Staple, Hall, and Golding pogoed and skanked around the stage, and Radiation occasionally crept forward, crouched over his guitar, legs braced and ripping off rock leads against the Caribbean bounce. Dammers, positioned stage right and out front, like a mad Svengali, alternately bent over the keyboard and fired his body straight up into the air. There seemed a tightness and collusion among that front line -- white, black, white, black, white -- that resisted anything outside of it: a world on its own terms.

Everything about the Specials that was arcane to American tastes appealed to me and so many other young people in the States. It could never resonate in a universal way, like punk with its diffuse aggression and broadly anarchical gestures. It was more discerning.

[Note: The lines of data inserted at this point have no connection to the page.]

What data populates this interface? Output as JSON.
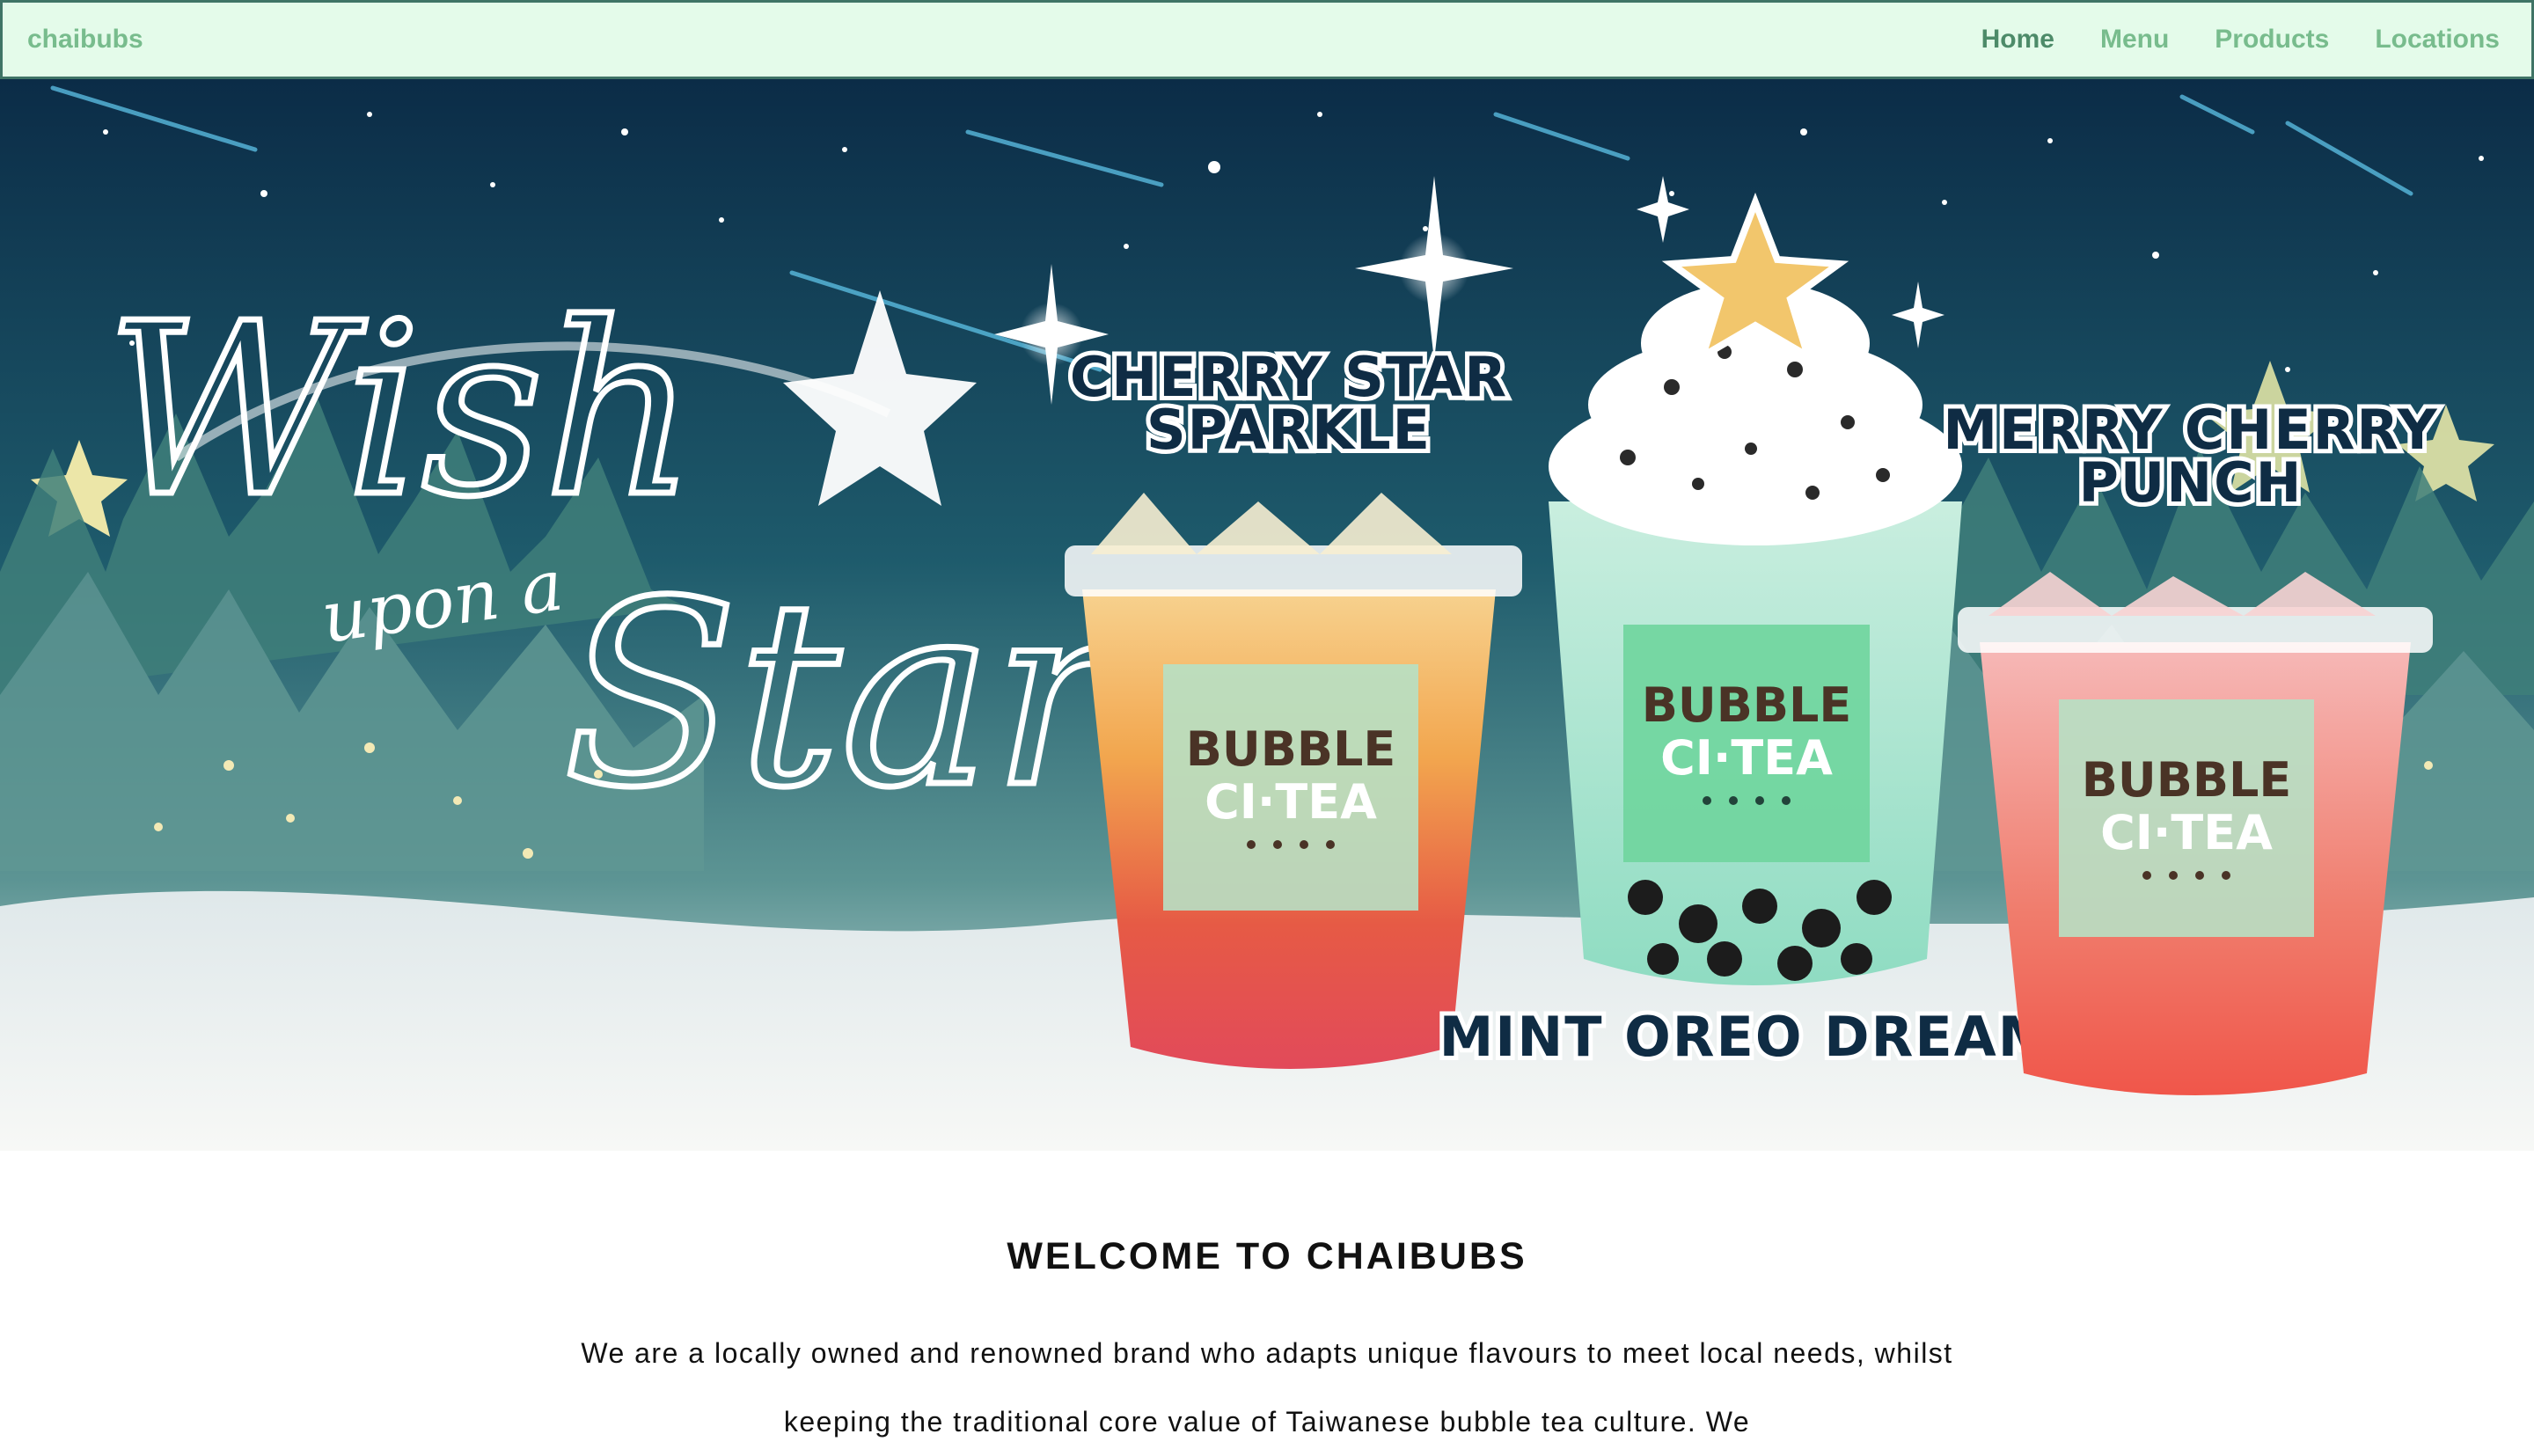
{
  "navbar": {
    "brand": "chaibubs",
    "links": [
      {
        "label": "Home",
        "active": true
      },
      {
        "label": "Menu",
        "active": false
      },
      {
        "label": "Products",
        "active": false
      },
      {
        "label": "Locations",
        "active": false
      }
    ]
  },
  "hero": {
    "script_wish": "Wish",
    "script_upon": "upon a",
    "script_star": "Star",
    "drinks": [
      {
        "line1": "CHERRY STAR",
        "line2": "SPARKLE"
      },
      {
        "line1": "MINT OREO DREAM",
        "line2": ""
      },
      {
        "line1": "MERRY CHERRY",
        "line2": "PUNCH"
      }
    ],
    "cup_brand_line1": "BUBBLE",
    "cup_brand_line2": "CI·TEA"
  },
  "welcome": {
    "title": "WELCOME TO CHAIBUBS",
    "text": "We are a locally owned and renowned brand who adapts unique flavours to meet local needs, whilst keeping the traditional core value of Taiwanese bubble tea culture. We"
  },
  "colors": {
    "navbar_bg": "#e4fbea",
    "nav_text": "#78bc8d",
    "nav_active": "#4d8b69"
  }
}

By that time, the group had enjoyed five top ten singles in England, but they had reached the apex of their bright, clear arc. The Specials remains the definitive document of the band, a movement, and a genre. It's a bric a brac: patois chatter introducing songs, bouncing ska infused with rock guitar, Hall’s hollow wail underpinned by Staple’s chanted exhortations.

The Specials exited in 1981 with the paranoid beauty and layered complexity of their final single, “Ghost Town”, which melded soaring unemployment, riots, continued unrest, and anti-Thatcherism into a hypnotic four minutes. It was Dammers’ parting masterpiece and his distillation of the social and economic landscape during the band’s existence.

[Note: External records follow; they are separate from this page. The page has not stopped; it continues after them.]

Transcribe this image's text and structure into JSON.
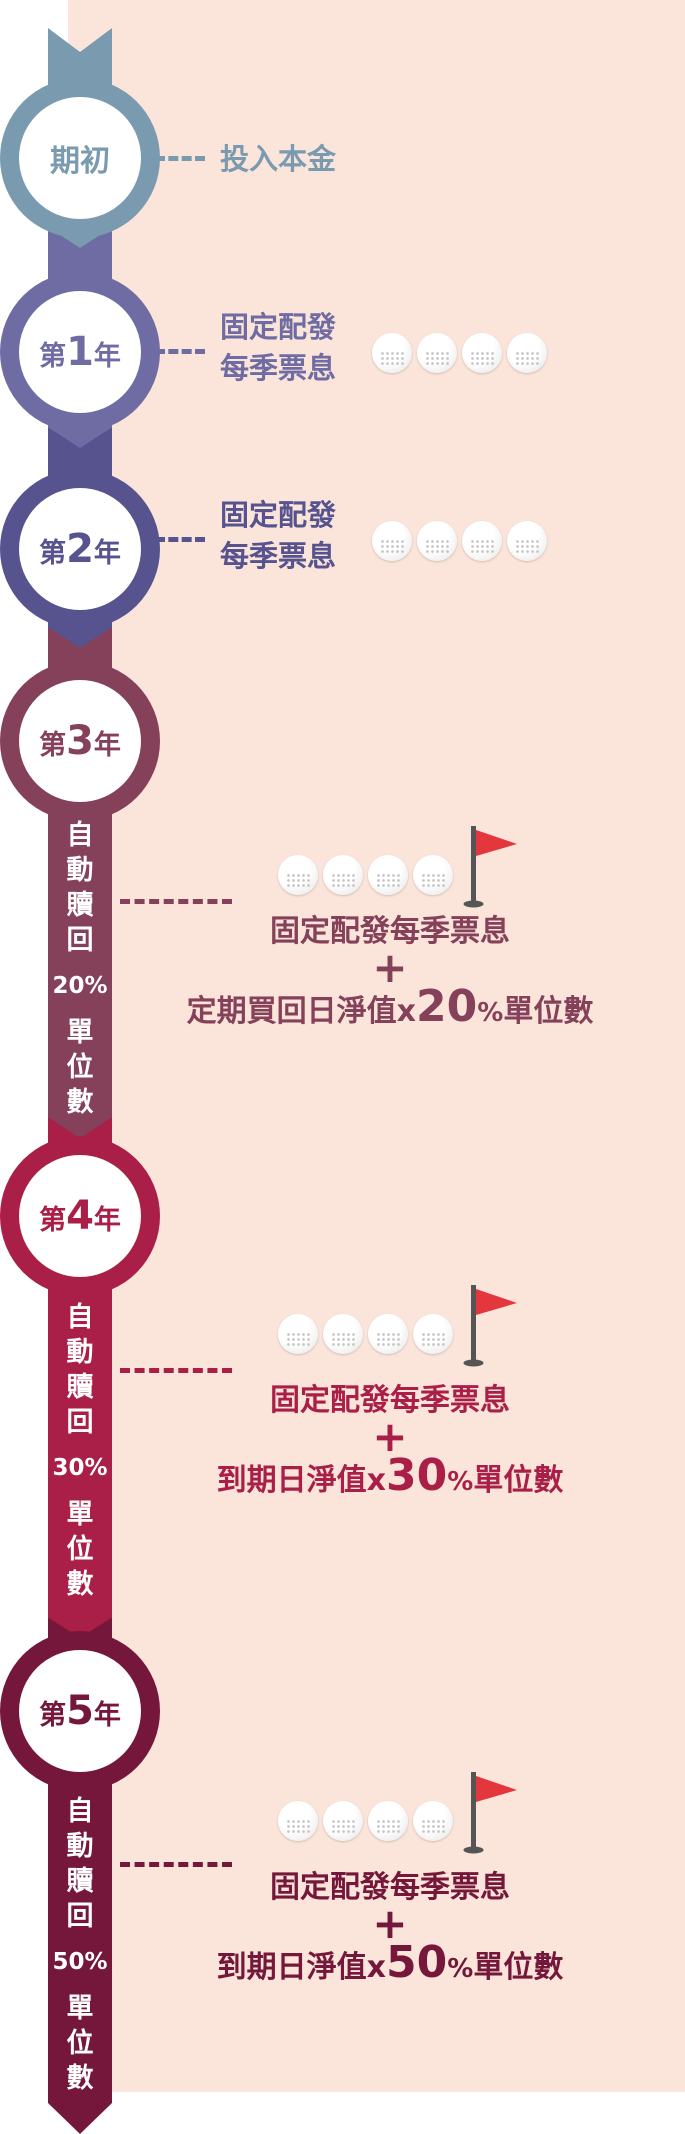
{
  "colors": {
    "background": "#fbe5da",
    "stage0": "#7a9ab0",
    "stage1": "#6f6ca3",
    "stage2": "#56538e",
    "stage3": "#85405a",
    "stage4": "#a91f47",
    "stage5": "#74173a",
    "flag_red": "#e4363d"
  },
  "stages": [
    {
      "prefix": "期初",
      "num": "",
      "suffix": "",
      "desc": [
        "投入本金"
      ]
    },
    {
      "prefix": "第",
      "num": "1",
      "suffix": "年",
      "desc": [
        "固定配發",
        "每季票息"
      ],
      "balls": 4
    },
    {
      "prefix": "第",
      "num": "2",
      "suffix": "年",
      "desc": [
        "固定配發",
        "每季票息"
      ],
      "balls": 4
    },
    {
      "prefix": "第",
      "num": "3",
      "suffix": "年",
      "vertical": [
        "自",
        "動",
        "贖",
        "回"
      ],
      "pct": "20%",
      "vertical2": [
        "單",
        "位",
        "數"
      ],
      "line1": "固定配發每季票息",
      "plus": "+",
      "line3_pre": "定期買回日淨值x",
      "line3_num": "20",
      "line3_pct": "%",
      "line3_post": "單位數",
      "balls": 4,
      "icon": "golf-flag-icon"
    },
    {
      "prefix": "第",
      "num": "4",
      "suffix": "年",
      "vertical": [
        "自",
        "動",
        "贖",
        "回"
      ],
      "pct": "30%",
      "vertical2": [
        "單",
        "位",
        "數"
      ],
      "line1": "固定配發每季票息",
      "plus": "+",
      "line3_pre": "到期日淨值x",
      "line3_num": "30",
      "line3_pct": "%",
      "line3_post": "單位數",
      "balls": 4,
      "icon": "golf-flag-icon"
    },
    {
      "prefix": "第",
      "num": "5",
      "suffix": "年",
      "vertical": [
        "自",
        "動",
        "贖",
        "回"
      ],
      "pct": "50%",
      "vertical2": [
        "單",
        "位",
        "數"
      ],
      "line1": "固定配發每季票息",
      "plus": "+",
      "line3_pre": "到期日淨值x",
      "line3_num": "50",
      "line3_pct": "%",
      "line3_post": "單位數",
      "balls": 4,
      "icon": "golf-flag-icon"
    }
  ]
}
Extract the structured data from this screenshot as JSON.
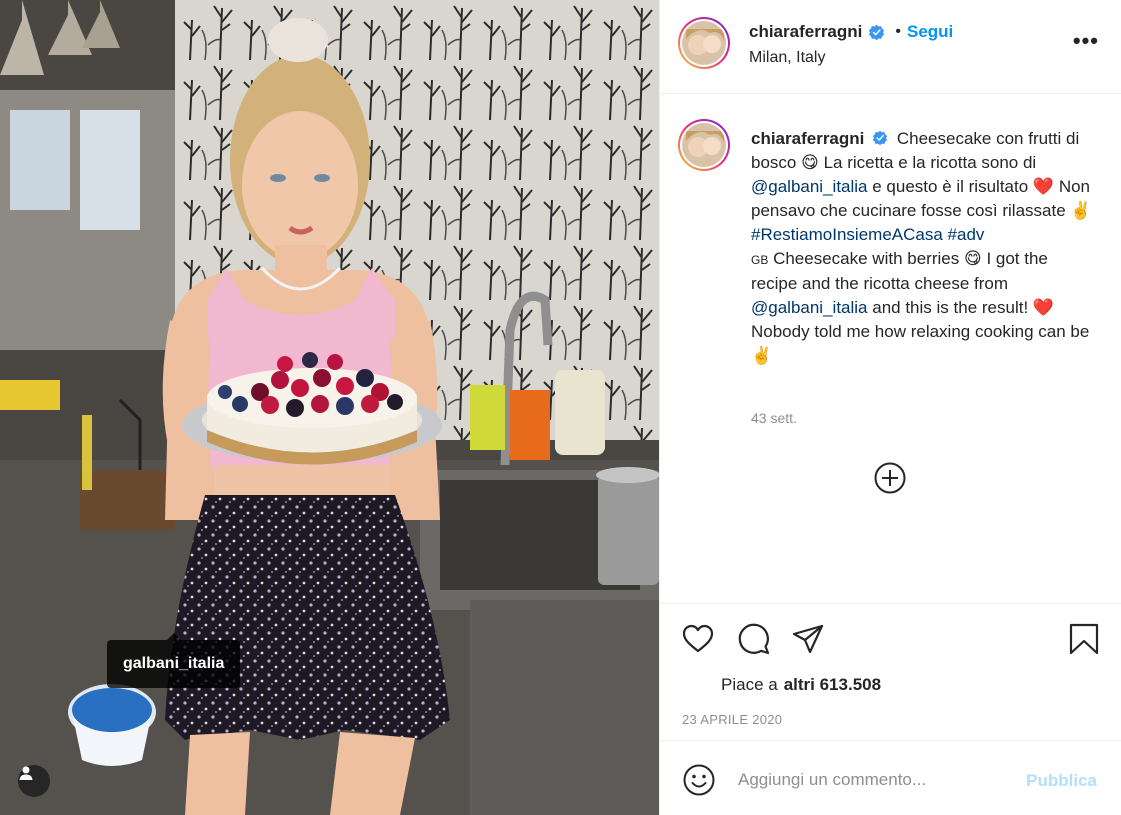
{
  "post": {
    "username": "chiaraferragni",
    "location": "Milan, Italy",
    "follow_label": "Segui",
    "separator": "•",
    "more_label": "•••"
  },
  "photo": {
    "tag_label": "galbani_italia"
  },
  "caption": {
    "username": "chiaraferragni",
    "part1": "Cheesecake con frutti di bosco",
    "emoji1": "😋",
    "part2": "La ricetta e la ricotta sono di",
    "mention1": "@galbani_italia",
    "part3": "e questo è il risultato",
    "emoji2": "❤️",
    "part4": "Non pensavo che cucinare fosse così rilassate",
    "emoji3": "✌️",
    "hashtag1": "#RestiamoInsiemeACasa",
    "hashtag2": "#adv",
    "flag": "GB",
    "part5": "Cheesecake with berries",
    "emoji4": "😋",
    "part6": "I got the recipe and the ricotta cheese from",
    "mention2": "@galbani_italia",
    "part7": "and this is the result!",
    "emoji5": "❤️",
    "part8": "Nobody told me how relaxing cooking can be",
    "emoji6": "✌️",
    "time_ago": "43 sett."
  },
  "actions": {
    "likes_prefix": "Piace a",
    "likes_count": "altri 613.508",
    "date": "23 APRILE 2020"
  },
  "comment": {
    "placeholder": "Aggiungi un commento...",
    "publish_label": "Pubblica"
  },
  "colors": {
    "accent": "#0095f6",
    "link": "#00376b",
    "publish_disabled": "#b2dffc",
    "muted": "#8e8e8e"
  }
}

Unemployment had risen from 1.5 to 2.5 million during that year and spiked to 82 percent among ethnic minorities. Rioting broke out in Brixton in April, and in the Specials’ own Coventry, Samtam Gill, a teenager, was killed in a racist attack, spurring street fights between racist Skinheads and ethnic minorities.

The Specials scheduled a concert for racial unity in Coventry for the day of “Ghost Town”’s release. With the National Front scheduling a march on the same day and anxieties about violence at a peak, the gig had a modest turnout. On July 10th, another Brixton riot lit a fuse throughout the country, as multiple cities reported similar incidents.

The following day, “Ghost Town” reached number one in England. Weary, spooky, off-tune horns drift and an organ drones a sinewy undercurrent: “Why must the youth fight against themselves? / Government leaving the youth on the shelf / This place is coming like a ghost town / No job to be found in this country / Can't go on no more, the people getting angry”.

Similarly, whatever had held the Specials together had evaporated. Personal acrimony trumped their trademark unity. The comparatively cheap spectacle of a Top of the Pops appearance marked the end, and the sound went underground -- for now. But the die was cast and a genre was born, only to be reborn in wave after wave of ska, with The Specials serving as script, source, and inspiration.

Starting in 2009, a reunited Specials embarked on successful tours. Like the Beach Boys without Brian Wilson, the original members continued without Dammers in the fold. In contemporary light, the final track of the 1979 LP, the sweetly ceremonial “You’re Wondering Now”, becomes even more resonant -- and simply prescient: “Curtain has fallen, now you're on your own / I won't return, forever you will wait”.